Seleção de crianças baseada no sexo é uma realidade a ser combatida
Estudava na Inglaterra em 1999 quando minha esposa ficou grávida de nosso primeiro filho. Felizes, devoramos o livro O que esperar quando você está esperando e passamos a frequentar o centro médico mais próximo de nossa casa. Ao indagarmos a doutora se no exame de ultrassonografia poderíamos saber o sexo da criança, respondeu negativamente. No caso, a impossibilidade não era técnica, mas decorrente de uma política pública. Explicou-nos que havia pessoas pertencentes a culturas que preferem filhos homens e, quando descobriam que o feto era do sexo feminino, partiam para o aborto. O sistema de saúde inglês, considerando esse fato, teve que determinar se essa informação sobre o bebê seria partilhada ou negada. Escolheu a segunda opção.
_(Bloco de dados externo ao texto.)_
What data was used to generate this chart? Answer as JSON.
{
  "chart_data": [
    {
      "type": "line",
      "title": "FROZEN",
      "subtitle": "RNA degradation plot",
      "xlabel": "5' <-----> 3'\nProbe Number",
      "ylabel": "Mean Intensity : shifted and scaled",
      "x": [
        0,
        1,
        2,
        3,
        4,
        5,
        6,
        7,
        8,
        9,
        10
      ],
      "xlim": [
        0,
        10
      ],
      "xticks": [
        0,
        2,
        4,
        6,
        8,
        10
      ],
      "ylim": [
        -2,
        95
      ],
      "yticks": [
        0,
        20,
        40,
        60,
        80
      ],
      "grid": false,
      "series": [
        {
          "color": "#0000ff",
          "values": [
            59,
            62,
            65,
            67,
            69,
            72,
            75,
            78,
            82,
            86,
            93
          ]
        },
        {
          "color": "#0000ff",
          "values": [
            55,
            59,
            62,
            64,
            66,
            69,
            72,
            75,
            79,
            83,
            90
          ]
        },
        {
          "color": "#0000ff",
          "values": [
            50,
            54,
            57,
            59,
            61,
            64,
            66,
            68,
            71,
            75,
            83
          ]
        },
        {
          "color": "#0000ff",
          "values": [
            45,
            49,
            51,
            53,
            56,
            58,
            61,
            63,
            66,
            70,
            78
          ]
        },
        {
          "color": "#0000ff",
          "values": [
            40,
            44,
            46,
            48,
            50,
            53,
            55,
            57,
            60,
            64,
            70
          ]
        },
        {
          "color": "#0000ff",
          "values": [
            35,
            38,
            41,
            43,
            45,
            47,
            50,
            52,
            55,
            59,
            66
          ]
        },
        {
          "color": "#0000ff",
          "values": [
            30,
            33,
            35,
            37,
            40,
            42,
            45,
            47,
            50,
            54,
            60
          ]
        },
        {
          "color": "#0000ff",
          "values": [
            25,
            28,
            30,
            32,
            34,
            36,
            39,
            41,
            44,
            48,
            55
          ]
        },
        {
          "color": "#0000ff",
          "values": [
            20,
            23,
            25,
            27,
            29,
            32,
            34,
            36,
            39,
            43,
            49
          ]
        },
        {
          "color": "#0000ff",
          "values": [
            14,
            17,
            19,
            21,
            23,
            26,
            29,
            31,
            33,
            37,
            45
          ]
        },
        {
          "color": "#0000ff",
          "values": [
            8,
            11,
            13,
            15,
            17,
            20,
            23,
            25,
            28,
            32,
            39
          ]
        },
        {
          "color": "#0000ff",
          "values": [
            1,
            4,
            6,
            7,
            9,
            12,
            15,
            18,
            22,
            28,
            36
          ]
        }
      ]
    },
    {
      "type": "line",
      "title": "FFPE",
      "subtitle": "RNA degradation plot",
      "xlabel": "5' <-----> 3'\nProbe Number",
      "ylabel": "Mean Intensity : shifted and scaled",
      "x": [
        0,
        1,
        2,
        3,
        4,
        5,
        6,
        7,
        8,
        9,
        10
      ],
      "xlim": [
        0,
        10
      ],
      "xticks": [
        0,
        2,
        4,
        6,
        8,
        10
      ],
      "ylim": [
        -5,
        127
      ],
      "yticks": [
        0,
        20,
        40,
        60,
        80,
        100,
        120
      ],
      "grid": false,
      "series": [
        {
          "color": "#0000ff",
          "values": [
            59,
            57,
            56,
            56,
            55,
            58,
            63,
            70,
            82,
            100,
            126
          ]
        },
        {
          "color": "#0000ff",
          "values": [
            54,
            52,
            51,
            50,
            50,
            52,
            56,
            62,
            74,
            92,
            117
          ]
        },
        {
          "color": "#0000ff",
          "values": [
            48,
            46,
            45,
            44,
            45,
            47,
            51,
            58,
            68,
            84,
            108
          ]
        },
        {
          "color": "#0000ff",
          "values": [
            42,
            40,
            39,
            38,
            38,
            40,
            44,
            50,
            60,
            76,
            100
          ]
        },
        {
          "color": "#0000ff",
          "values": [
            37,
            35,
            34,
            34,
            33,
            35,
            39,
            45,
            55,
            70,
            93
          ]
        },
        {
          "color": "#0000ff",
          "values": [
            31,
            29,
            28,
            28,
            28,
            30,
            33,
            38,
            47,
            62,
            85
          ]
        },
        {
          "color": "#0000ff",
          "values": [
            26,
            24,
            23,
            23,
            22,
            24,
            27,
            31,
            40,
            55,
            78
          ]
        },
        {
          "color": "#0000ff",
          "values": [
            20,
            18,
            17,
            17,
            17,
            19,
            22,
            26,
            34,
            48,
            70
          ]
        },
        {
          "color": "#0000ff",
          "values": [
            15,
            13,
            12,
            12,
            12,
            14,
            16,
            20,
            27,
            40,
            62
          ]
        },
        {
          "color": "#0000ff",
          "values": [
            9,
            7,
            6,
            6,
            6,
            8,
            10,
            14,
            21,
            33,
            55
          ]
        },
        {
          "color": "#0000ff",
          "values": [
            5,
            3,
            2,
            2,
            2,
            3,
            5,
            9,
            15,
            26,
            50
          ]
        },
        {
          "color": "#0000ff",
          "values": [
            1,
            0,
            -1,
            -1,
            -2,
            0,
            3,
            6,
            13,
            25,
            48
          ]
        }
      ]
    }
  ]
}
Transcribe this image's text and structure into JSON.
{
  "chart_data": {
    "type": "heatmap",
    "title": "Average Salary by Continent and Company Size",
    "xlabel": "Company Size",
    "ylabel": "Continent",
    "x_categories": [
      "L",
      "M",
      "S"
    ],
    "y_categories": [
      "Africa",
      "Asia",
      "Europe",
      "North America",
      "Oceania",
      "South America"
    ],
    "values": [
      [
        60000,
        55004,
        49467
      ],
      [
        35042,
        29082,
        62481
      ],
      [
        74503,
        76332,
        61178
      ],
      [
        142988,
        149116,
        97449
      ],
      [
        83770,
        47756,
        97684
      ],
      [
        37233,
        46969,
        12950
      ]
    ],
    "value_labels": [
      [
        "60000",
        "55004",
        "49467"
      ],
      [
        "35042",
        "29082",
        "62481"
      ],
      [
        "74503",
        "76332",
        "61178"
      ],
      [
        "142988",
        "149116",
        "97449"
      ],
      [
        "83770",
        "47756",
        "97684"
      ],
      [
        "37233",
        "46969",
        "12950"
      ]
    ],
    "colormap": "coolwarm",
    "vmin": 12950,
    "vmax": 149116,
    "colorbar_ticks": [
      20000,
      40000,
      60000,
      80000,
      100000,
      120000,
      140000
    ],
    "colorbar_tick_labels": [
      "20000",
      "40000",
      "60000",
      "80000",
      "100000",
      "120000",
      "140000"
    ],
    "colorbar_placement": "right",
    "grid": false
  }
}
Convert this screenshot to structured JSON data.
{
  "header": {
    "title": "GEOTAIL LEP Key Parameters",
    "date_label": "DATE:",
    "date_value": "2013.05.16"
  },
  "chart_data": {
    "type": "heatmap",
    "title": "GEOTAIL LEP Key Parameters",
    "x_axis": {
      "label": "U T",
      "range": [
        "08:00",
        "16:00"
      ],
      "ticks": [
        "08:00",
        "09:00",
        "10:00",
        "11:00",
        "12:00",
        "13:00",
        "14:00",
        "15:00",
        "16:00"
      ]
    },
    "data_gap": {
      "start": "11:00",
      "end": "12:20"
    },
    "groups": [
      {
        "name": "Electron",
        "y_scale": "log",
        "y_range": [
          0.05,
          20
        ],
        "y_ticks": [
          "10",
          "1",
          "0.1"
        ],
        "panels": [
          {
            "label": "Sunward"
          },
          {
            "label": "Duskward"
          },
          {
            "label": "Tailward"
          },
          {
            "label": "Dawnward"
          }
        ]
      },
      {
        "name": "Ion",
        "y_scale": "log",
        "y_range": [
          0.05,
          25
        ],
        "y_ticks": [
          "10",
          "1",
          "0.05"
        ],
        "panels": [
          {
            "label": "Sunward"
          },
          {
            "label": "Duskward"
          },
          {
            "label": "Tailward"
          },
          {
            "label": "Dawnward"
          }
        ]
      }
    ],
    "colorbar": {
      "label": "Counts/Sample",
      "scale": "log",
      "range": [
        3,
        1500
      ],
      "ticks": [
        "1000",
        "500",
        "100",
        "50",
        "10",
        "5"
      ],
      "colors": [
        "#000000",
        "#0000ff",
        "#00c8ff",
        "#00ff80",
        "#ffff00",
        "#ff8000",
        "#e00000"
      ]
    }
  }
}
Com efeito, a seleção de crianças baseada no sexo é uma realidade. O avanço tecnológico permitiu determiná-lo na concepção ou descobri-lo durante a gestação, mas já existia uma mortandade dirigida às meninas no pós-parto ou então eram simplesmente negligenciadas, não recebendo os mesmos cuidados dispensados aos meninos.
Essa mortalidade atribuída à negligência ou outras formas de seleção de sexo pós-natal ainda persiste. O Fundo de População das Nações Unidas (UNFPA), em estudo sobre a morte de meninas com menos de 5 anos de idade, indica que, no grupo de países analisados, a Índia ostentava a mais alta taxa (11,7%), considerado o ano de 2012.
Técnicas de fertilização que determinam o sexo e também exames que permitem sabê-lo durante a gravidez são peças fundamentais para se entender a disparidade de nascimentos de meninas e meninos que é verificada em alguns lugares. O UNFPA aponta que é biologicamente esperado o nascimento de 102 a 106 meninos para cada 100 meninas. A Índia, no período de 2015–2017, apresentou a média de 111,6 meninos para 100 meninas. Portanto, números que denotam práticas de seleção por sexo, a privilegiar os meninos.
A China é outro país que vive esse desequilíbrio, e um dos motivos para a preferência pelo menino decorria da política do filho único, que perdurou de 1980 a 2015, juntamente com a expectativa de que o homem estaria mais apto do que a mulher para cuidar dos pais na velhice. Segundo o Fundo das Nações Unidas para a Infância (Unicef), de 2015–2017, a média de nascimentos na China foi de 112,9 meninos para 100 meninas. Logo, números ainda mais contundentes que os encontrados na Índia no mesmo intervalo.
O UNFPA assinala que tais práticas de seletividade representam na atualidade o “desaparecimento” de aproximadamente 140 milhões de meninas e mulheres, sendo que a liderança é exatamente dos dois países acima referidos, Índia e China. Aliás, liderança, mas não exclusividade.
A preferência com relação ao sexo da criança é uma forma de discriminação de gênero. Com o objetivo de combatê-la, organizações internacionais têm trabalhado com diversos países visando à conscientização de suas populações, de maneira que a igualdade se realize desde antes do nascimento, a permitir que as meninas sejam tão bem-vindas quanto os meninos.
Wagner Cinelli de Paula Freitas é desembargador do TJRJ e autor dos livros Sobre ela: uma história de violência e Metendo a colher.